Sono, tuttavia, realtà particolarmente proiettate al futuro e per questo già avanti sul cammino della transizione digitale: l’82,6% ha investito o investirà in tecnologie 4.0 e il 37,9% adotterà l’Intelligenza artificiale nei prossimi tre anni, soprattutto per migliorare l’efficienza interna, mentre il 69,6% ha investito o investirà in green nel periodo considerato.
Per Andrea Prete, presidente di Unioncamere, “le medie imprese spingono la transizione digitale e green del Paese: al 2026 quasi la totalità avrà investito nella digitalizzazione, rispetto alla quale crescerà molto nei prossimi anni l’utilizzo dell’intelligenza artificiale, e nella sostenibilità ambientale, puntando in larga parte sulle tecnologie finalizzate al raggiungimento di una neutralità delle emissioni”.
Il territorio ancora oggi continua ad essere un importante fattore di accumulazione e di know how anche per le medie imprese, al punto che oggi più del 40% di queste aziende ha sede nei distretti industriali o in sistemi produttivi locali.

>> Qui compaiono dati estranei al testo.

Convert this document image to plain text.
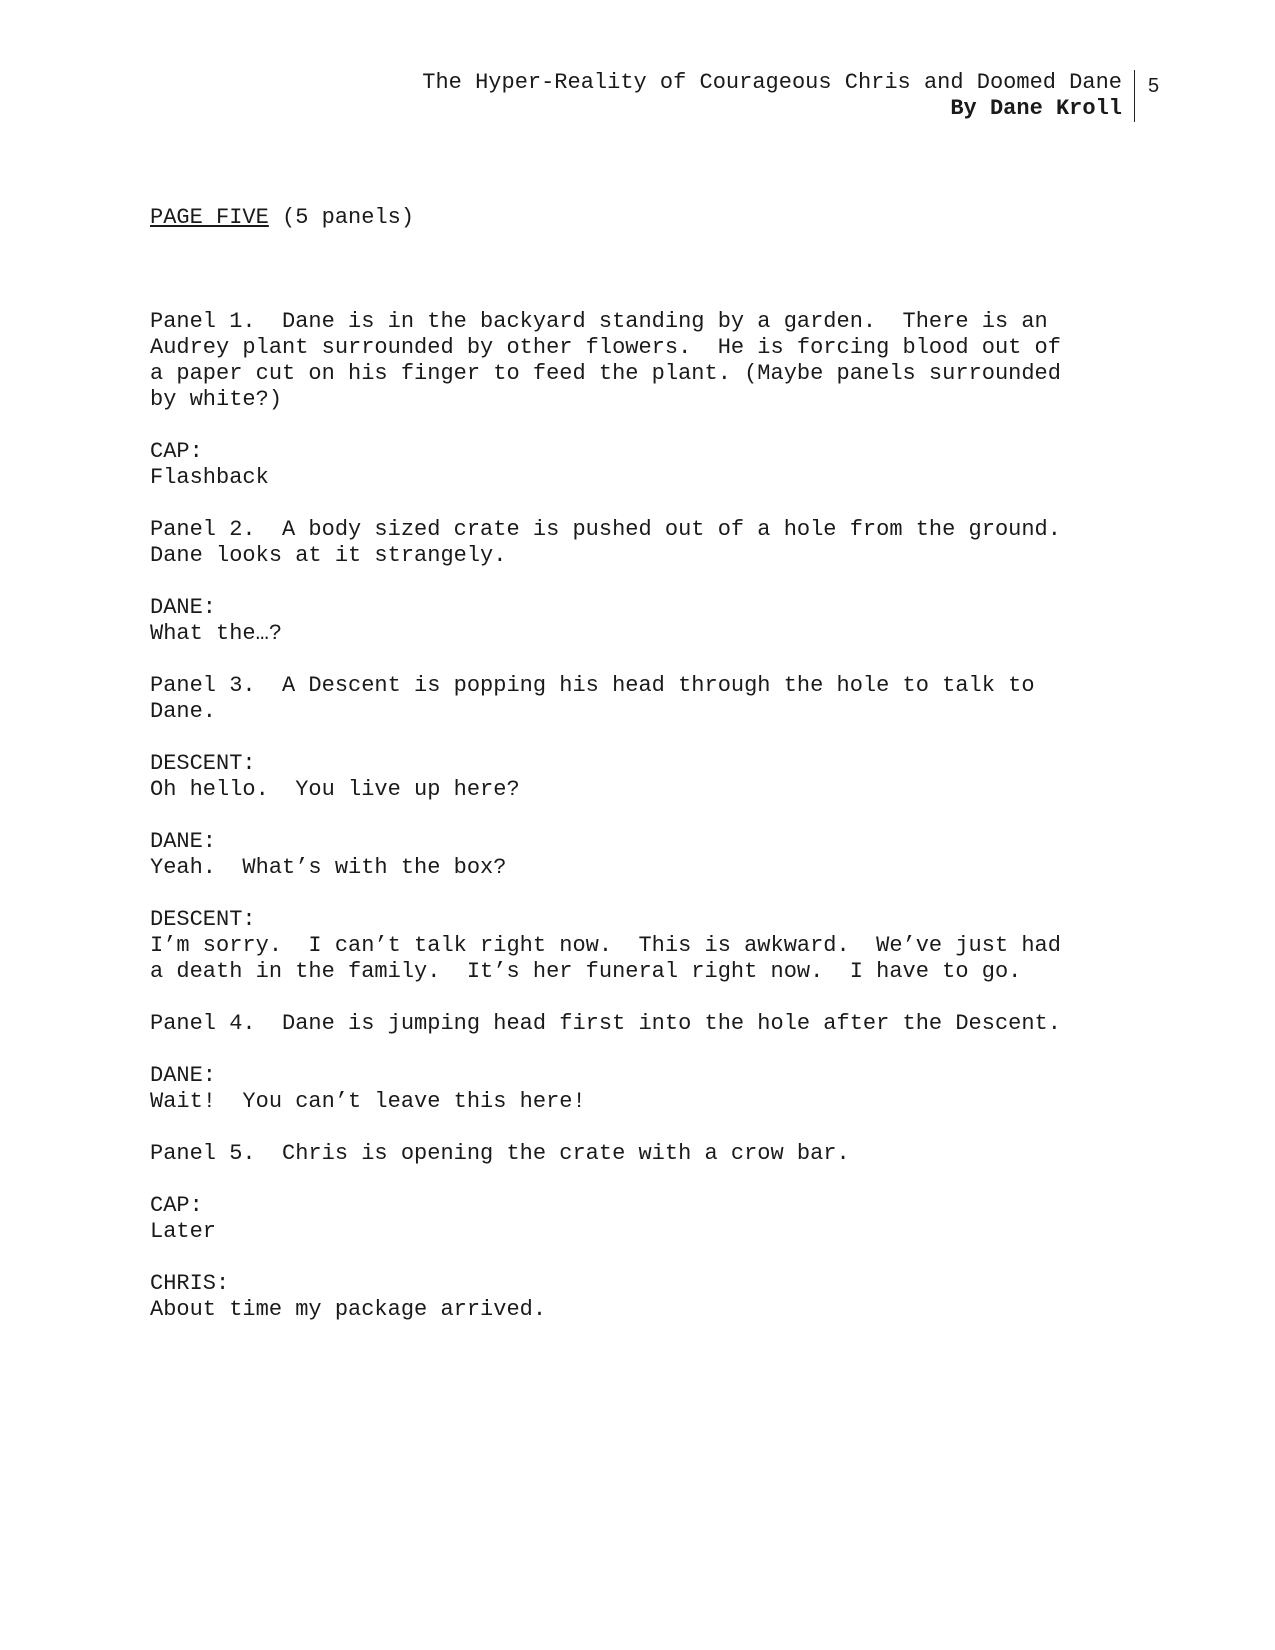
The Hyper-Reality of Courageous Chris and Doomed Dane
By Dane Kroll
5

PAGE FIVE (5 panels)

Panel 1.  Dane is in the backyard standing by a garden.  There is an
Audrey plant surrounded by other flowers.  He is forcing blood out of
a paper cut on his finger to feed the plant. (Maybe panels surrounded
by white?)
CAP:
Flashback
Panel 2.  A body sized crate is pushed out of a hole from the ground.
Dane looks at it strangely.
DANE:
What the…?
Panel 3.  A Descent is popping his head through the hole to talk to
Dane.
DESCENT:
Oh hello.  You live up here?
DANE:
Yeah.  What’s with the box?
DESCENT:
I’m sorry.  I can’t talk right now.  This is awkward.  We’ve just had
a death in the family.  It’s her funeral right now.  I have to go.
Panel 4.  Dane is jumping head first into the hole after the Descent.
DANE:
Wait!  You can’t leave this here!
Panel 5.  Chris is opening the crate with a crow bar.
CAP:
Later
CHRIS:
About time my package arrived.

Secondo Giuseppe Molinari, presidente del centro studi Tagliacarne “pur trattandosi di realtà molto aperte ai mercati internazionali dove esportano il 42% del fatturato, la base produttiva resta radicata nei territori di origine”. Solo l’11% delle medie imprese disloca, infatti, la produzione all’estero e una grande maggioranza preferisce rifornirsi da suppliers nazionali, a testimonianza della forte affidabilità e reputazione che, anche per queste aziende, riveste la componentistica italiana.
Per superare alcune delle principali criticità le medie imprese vedono nell’Unione europea un importante alleato. In particolare, il 51,2% di queste realtà produttive ritiene che l’Ue debba garantire la sicurezza energetica, il 45,5% una maggiore tutela dalla concorrenza sleale dei Paesi extra-Ue ed il 32,2% accordi internazionali per la sicurezza dell’approvvigionamento delle materie prime. Mentre un’impresa su quattro vorrebbe che l’Unione potenziasse il mercato unico facilitando gli scambi tra gli Stati membri.
Nel guardare ai mercati esteri va registrato che il 41,6% del fatturato delle medie imprese italiane è realizzato oltreconfine: Unione europea, America del Nord e Regno Unito sono le principali destinazioni dei loro prodotti. Proprio dal mercato europeo proviene però la principale minaccia alle esportazioni: per il 36,1% delle medie imprese la crisi economica della Germania produrrà effetti sfavorevoli, più di quanto non abbia fatto la Brexit, che ha pesato negativamente solo sul 5,5% del totale. In particolare, a causa della frenata tedesca, l’83,4% prevede una riduzione dell’export, soprattutto di beni finali di consumo e semilavorati e, in misura minore, di servizi.